Lanett police training for active threats
LANETT — In a response to the growing number of school threats and shootings nationwide, the Lanett Police Department will be taking a proactive approach to preparing for the worst.
On Wednesday, Aug. 7, police officers will work with Lanett Fire and EMS, the Chambers County SWAT Team and Chambers County EMA/911 in emergency training.
“It’s responding to this threat that seems to be occurring more often,” said Lt. Josh Mitchell. “Making sure that officers and all the emergency personnel are on board with these kinds of situations so that we can better respond and meet the needs of whatever situation is going on.”
All units will be taking part in the active threat training drills at W.O. Lance Elementary and Lanett High Schools. According to a public service announcement sent out by LPD, it is expected that the first training scenario will take place at the Lanett High and Junior High School facility between 9 a.m. and 12 p.m. The W.O. Lance Elementary School training will take place between one and 4 p.m.
While these types of drills are commonly referred to as “active shooter,” the training is for all threats that might take place in a school environment. Bomb threats, students with knives or even suspicious individuals on school premises are all causes for concern that the departments will be taught about.

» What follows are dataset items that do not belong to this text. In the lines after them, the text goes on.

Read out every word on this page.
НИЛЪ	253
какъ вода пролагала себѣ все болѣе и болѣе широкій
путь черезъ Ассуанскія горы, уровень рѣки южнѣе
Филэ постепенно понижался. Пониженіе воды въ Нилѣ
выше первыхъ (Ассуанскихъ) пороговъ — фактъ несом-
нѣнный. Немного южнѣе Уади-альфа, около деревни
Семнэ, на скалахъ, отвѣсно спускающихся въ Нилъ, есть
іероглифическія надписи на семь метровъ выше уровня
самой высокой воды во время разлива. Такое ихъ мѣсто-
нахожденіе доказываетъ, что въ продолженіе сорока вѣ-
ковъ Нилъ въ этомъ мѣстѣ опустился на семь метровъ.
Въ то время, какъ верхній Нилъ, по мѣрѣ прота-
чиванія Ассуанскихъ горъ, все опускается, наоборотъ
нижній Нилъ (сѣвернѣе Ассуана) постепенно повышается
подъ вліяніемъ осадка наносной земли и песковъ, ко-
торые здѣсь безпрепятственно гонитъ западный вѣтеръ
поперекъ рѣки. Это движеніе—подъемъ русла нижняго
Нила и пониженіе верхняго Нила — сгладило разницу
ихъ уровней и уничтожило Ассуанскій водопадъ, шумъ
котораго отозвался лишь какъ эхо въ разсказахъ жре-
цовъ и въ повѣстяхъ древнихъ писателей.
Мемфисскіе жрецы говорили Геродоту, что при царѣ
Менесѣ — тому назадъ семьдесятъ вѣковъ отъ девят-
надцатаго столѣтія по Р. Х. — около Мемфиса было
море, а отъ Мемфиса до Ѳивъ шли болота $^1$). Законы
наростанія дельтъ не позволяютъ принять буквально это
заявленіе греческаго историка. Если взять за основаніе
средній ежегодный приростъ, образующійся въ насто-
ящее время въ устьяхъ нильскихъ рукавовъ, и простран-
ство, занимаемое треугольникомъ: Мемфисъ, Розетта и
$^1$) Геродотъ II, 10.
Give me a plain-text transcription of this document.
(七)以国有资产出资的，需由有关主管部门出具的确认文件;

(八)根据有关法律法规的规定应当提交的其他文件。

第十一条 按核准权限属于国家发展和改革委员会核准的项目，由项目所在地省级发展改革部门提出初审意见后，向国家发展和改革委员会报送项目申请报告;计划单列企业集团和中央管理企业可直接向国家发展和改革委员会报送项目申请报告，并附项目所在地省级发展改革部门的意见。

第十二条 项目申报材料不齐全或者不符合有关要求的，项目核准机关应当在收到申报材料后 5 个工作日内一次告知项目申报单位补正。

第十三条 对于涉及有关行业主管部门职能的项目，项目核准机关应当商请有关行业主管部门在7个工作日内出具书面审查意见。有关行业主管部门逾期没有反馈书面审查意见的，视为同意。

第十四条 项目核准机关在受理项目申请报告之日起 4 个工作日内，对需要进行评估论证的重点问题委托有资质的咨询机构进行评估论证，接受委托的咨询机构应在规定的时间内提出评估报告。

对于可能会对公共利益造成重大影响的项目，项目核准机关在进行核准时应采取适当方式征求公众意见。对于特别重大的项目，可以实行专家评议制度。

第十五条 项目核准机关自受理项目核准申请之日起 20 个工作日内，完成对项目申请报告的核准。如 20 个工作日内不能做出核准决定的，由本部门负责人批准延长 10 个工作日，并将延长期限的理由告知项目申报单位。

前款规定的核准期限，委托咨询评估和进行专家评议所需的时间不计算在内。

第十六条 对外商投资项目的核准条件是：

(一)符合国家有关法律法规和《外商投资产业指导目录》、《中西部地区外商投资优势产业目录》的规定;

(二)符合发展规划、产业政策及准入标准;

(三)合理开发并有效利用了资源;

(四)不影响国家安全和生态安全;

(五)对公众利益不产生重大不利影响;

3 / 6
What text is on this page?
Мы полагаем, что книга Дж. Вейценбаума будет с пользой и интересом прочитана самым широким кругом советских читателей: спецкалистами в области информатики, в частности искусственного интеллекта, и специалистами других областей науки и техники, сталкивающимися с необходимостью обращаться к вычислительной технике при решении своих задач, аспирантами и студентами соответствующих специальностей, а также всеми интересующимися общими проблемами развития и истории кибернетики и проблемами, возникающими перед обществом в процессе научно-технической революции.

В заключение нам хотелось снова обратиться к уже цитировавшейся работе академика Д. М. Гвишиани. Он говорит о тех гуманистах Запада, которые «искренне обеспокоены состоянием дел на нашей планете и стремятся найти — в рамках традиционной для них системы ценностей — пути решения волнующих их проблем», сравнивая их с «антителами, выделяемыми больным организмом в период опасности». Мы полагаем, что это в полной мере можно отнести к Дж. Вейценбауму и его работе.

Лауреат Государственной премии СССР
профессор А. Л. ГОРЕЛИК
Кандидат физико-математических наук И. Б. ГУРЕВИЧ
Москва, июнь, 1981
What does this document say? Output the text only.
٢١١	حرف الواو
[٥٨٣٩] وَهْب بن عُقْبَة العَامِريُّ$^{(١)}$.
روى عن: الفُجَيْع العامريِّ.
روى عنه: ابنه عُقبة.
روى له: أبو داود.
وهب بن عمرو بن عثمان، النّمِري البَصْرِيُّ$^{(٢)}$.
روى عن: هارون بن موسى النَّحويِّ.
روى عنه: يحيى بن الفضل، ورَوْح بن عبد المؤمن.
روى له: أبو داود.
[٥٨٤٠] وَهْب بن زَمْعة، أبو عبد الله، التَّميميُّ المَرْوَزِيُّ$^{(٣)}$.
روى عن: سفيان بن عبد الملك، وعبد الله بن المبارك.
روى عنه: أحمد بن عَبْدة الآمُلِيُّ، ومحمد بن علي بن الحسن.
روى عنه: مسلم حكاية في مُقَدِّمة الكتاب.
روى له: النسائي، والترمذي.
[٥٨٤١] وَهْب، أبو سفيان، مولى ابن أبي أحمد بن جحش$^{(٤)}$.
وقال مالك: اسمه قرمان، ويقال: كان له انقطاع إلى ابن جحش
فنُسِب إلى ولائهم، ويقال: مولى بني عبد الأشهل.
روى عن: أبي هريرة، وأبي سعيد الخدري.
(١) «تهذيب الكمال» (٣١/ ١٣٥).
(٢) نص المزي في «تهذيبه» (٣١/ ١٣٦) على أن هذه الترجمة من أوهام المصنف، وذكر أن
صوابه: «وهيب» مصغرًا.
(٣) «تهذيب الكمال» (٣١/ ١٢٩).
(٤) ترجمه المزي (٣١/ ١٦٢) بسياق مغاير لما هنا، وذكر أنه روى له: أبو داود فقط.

“It’s not just a shooter,” Mitchell said. “Everybody says active shooter but it’s all active threats whether it’s somebody with a knife or anything. Any response in which people are actively being harmed we are conducting that training.”
The exercises will be as visceral and tactile as an actual situation would require. Mitchell said that all training will be “as realistic as we can get it” so that all officers and other emergency responders know how to react, even in high-stress situations.
Although all hands will be on deck for Wednesday’s training, the LPD assures the area that all radio traffic will be continuously monitored and that the exercises will not interfere with the represented departments abilities in handling calls for service and emergencies.
“The biggest thing the public should know is that this is training, just training,” Mitchell said. “We are totally aware of what’s going on, there’s no need for any concern, for anybody to try to involve themselves or try to take action.”